La calle del Cristo, cuna y espina de fe, blanca ermita recortada en el azul. Depósito de promesas y desvelos, su vieja puerta horadada. Baja Pepe el cochero, clavel rojo en la solapa, con su varita de acebuche abriendo el paso del Ramo al ritmo de “Amparito Roca”. Feria antigua, de barcas y carmelas, de ruleta de puntas clavadas formando circunferencia con premio donde el cartón se detiene. Casetas de tela blanca y turroneros con chambras grises a siesta en los acerados. Bastones de caramelos y cónicos pirulís. He visto fotografías de mujeres con peinetas, sombreros altos los hombres, bajando el suelo empedrado en ordenadas y devotas filas.
La Umbría de meadas y cantinas: jeringo y aguardiente. Lugar de citas y faroles al valiente alarde del vino. Allí te espero, si tienes… cuchicheos de sombras de no se lo digas a nadie. Confidencias de trastienda.

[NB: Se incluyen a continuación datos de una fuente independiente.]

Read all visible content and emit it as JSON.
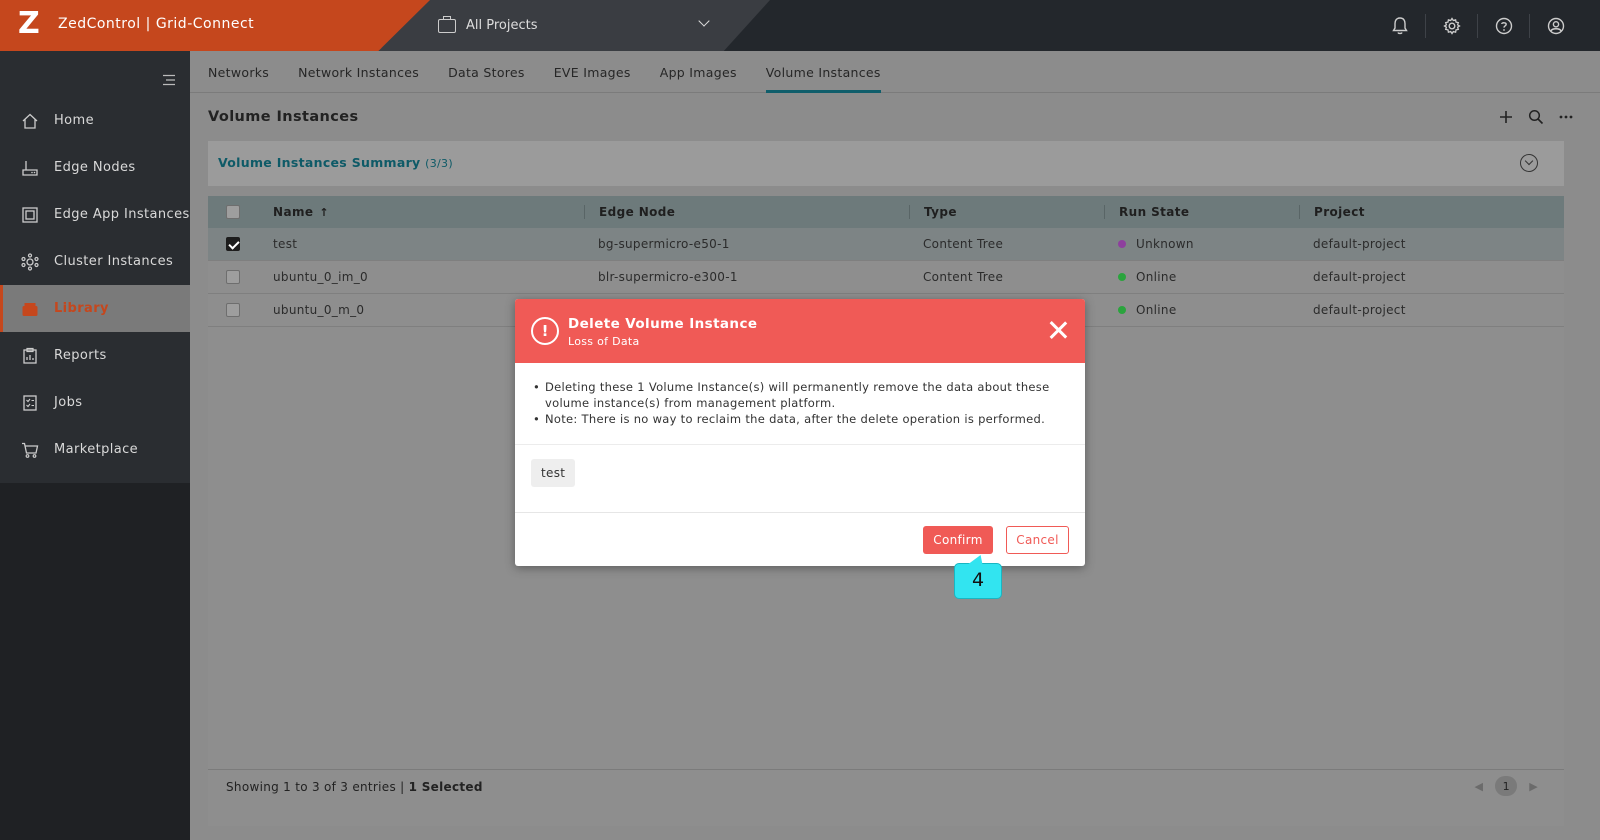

Mesones, subida del Cristo con su pueblo alrededor. Una mecedora de rancio abolengo se mece al fresco de la mañana. Se perdieron los caudales, quedó hasta el fin un quimérico blasón de modales e hidalguía.
El ejido de las eras, donde la charla se hace esquina. Poniente de crepúsculos y temporales. Por aquí se va la luz y llega el aguacero atusándole las crestas al castillo de Reina. En este sitio empezó el botellón cuando aún no se había inventado ese nombre. El invento viene de más atrás, de cuando se pedía la del camino. Desembocábamos aquí, en la esquina del ejido o en la fuente del Horno, al son del chorro de agua y bañado el campo en la nácar de la luna esplendorosa. Conversación pausada y profunda a veces, con la intimidad que dan el vino y las estrellas en las madrugadas serenas. No, estos jóvenes de ahora no han inventado el botellón.
Las eras de manta y estrellas, de trillo y parva, de marea y grano, arriba el camino de Santiago, franja honorífica del cielo.
Los callejones, espalda discreta de la huida, cuando el bullicio, en lugar de llenar, vacía. Llegan aquí los enredados ecos de música entre gritos lejanos de chiquillos.
La Parada, en la calle del Castillo, donde aún pudo servir el aguardiente entre sus derruidas paredes de adobe Alfonso a la espera de la Pedregal.
En la plaza, el vicio en el saliente de los zócalos. Peseta y perras gordas al albur de pares y nones. Múltiples saetas negras de piar agudo y veloz vuelo despiden la tarde dorada en la picocha de la torre… Y la cárcel, donde los desventurados pasaban la noche a solas por insolente meada o una mala borrachera. De allí sacaron para robarles sus vidas contra la pared del cementerio cuatro jóvenes veinteañeros. Vergüenza y miedo. Ruin condición humana.
El paseo va terminando. Cae la noche a plomo de silencio. Comienza una lluvia fina. Azota el viento al laurel de Antonio Blanco y huye entre silbidos de cornisas y postigos. Llueve después mansamente sobre el tiempo y el olvido.